Recently, I had the opportunity to spend the weekend with a veteran with two tours in Afghanistan under his belt. Jason is in his 30s and works for a federal agency responsible for keeping Americans safe. His area of expertise is cyber-intelligence. The man has a high level of clearance he’s not keen on divulging details about.
We cracked open a couple of tall boys in his suburban backyard. The conversation was effortless while a bevy of topical issues were discussed, survival should things go south being at the top of the list. I will highlight the broad strokes of ground covered for brevity’s sake.
TRANSCRIPT: HOW TO SURVIVE
A: Okay, so turmoil hits the nation. What’s the first thing I should do?
J: You want to get to a sparsely populated area. The fewer people, the less threat. That’s goal number one.
A: So, I hop in my car and bee-line out of town?
J: Yes and no. You definitely move, but no way you take the highway or some main road. It’ll be chaotic and littered with desperate people in a panic. The threat level is way too high.
A: What’s the play then?
J: I’ve actually looked into this very contingency. Now, I’m not saying it’s going to happen, but if it does, I’m damn well going to be prepared. Railroads, man.
A: Railroads?
J: Railroads. You have a map packed in advance in case the internet goes down. Highlight the countless railroads that traverse the country. Get in your car, preferably one that can handle tough terrain, and start traveling parallel to a set of tracks. If possible, you even get on the tracks, and travel that way. Think about it; before cars, this country was founded on railroads. You know, there’s practically a set of tracks that can take you from Portland, Oregon, to Portland, Maine? And you’re not detected when you do.
A: No sh%t?
LOAD UP NOW
J: Hopefully you’re not moving empty-handed. Personally, I have a 9mm, an AR-15, and a sniper rifle, my baby crafted by a gunsmith. I’m talking 1 of 1. And ammo. I can’t stress how important ammo is in a doomsday scenario. Start loading up on it now. And you know what? It doesn’t even have to be for weapons you own.
https://www.bitchute.com/video/vawh0fHWaPQc
A: Why would I want ammo for guns I don’t possess?
J: Currency. As soon as s*&t hits the fan, you can say goodbye to the dollar. In a heartbeat, we’re back to a world driven by the barter system. Now imagine you run into someone who needs bullets for their .45 and you have the right caliber bullet for this guy. The return in a swap for water, food, medication… no ceiling with that kind of encounter.
HOW TO SURVIVE = CONVICTION
At this point, I’m convinced Jason’s thought this through. This is cemented when he walks me down to his basement and unveils his gun safe packed with the items he mentioned, along with thermals he says are the real game changers.
J: This right here – my superpower. When we were over there fighting the Taliban, who contrary to what mainstream media paints as prehistoric… those guys could really fight, man. They were ghosts. And these, I don’t care where you are or who you’re up against, whoever owns the night comes out on top. No ifs, ands, or buts.
Thermals, firearms, a stockpile of ammunition, and railroads connecting states throughout the Union. Jason officially had my ear.
J: A misconception most people have in this scenario; contrary to how Hollywood depicts things, you want to hole in. You get to a sparsely populated area, preferably near a freshwater source, seek shelter, bunker down, and fortify your position with weapons. Being naive means certain death. Anyone, and I mean anyone, is a potential threat, so best approach them with that at the very front of your mind. You shoot first and ask questions later.
A: What’s a surprise item most people would omit in terms of something you need when the world comes crashing down?
Jason ponders this question for a minute or so.
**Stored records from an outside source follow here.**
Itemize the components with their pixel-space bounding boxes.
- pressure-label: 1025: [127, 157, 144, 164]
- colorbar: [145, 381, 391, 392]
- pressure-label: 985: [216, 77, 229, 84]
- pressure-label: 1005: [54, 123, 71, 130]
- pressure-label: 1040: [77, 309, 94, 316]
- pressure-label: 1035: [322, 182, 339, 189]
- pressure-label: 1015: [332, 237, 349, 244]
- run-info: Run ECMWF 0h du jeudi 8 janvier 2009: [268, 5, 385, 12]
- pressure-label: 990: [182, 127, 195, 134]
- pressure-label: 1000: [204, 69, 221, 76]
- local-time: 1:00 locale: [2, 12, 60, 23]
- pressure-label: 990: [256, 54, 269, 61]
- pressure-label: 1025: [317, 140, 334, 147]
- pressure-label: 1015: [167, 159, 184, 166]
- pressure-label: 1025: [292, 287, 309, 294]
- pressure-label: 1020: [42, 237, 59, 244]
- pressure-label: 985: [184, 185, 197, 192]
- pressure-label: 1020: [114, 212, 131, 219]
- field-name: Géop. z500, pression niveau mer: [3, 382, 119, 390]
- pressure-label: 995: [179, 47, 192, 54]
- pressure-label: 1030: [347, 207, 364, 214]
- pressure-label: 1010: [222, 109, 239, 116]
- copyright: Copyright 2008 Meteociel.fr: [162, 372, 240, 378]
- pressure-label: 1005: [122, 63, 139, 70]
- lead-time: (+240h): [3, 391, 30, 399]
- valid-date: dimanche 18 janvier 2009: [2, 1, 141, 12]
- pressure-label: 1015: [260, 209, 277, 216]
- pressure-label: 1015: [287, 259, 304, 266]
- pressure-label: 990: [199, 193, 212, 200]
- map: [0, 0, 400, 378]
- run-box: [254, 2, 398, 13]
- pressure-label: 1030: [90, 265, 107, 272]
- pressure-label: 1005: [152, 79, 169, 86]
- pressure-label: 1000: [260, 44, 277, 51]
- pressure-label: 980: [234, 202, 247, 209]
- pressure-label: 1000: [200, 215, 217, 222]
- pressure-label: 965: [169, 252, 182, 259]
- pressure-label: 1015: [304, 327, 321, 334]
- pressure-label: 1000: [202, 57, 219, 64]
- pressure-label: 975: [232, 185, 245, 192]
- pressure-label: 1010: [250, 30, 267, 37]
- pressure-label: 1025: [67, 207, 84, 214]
J: Bugs! You can prep for any contingency but man, if you don’t have a plan to deal with the mosquitos, you’re in trouble.
A: Mosquitos? Come on, dude.
J: They’ll kill your spirit. Morale. Not to mention you won’t be able to sleep. And I don’t care who you are, if you’re not catching Zzz’s for restoration, you’re finished. My buddy and I did a dry run last summer. A pack each, water purifier, guns, food, water… what did us in by night three? The mosquitos! We ran out of spray – chewed alive. Nearly quit twice because of how brutal they were.
A veteran with real-world combat experience currently employed by Uncle Sam laying down truth serum. If, and when things go south, your best options include leaving densely populated regions with a slew of weapons in hand, finding shelter, and fortifying your position.
https://blog.k-var.com/uncategorized/2024-the-time-to-prepare-and-own-a-gun-is-now/
Rest assured, there will be people who question your motives or mental state should they hear of your preparations. Notch this up as cognitive dissonance — in simplest terms, many aren’t ready to have the house of cards they built their worldview around toppled. It’s okay; don’t judge, but also make sure not to question your Modus operandi. Read the tea leaves and it’s obvious a cataclysmic event is closer than many would like to think.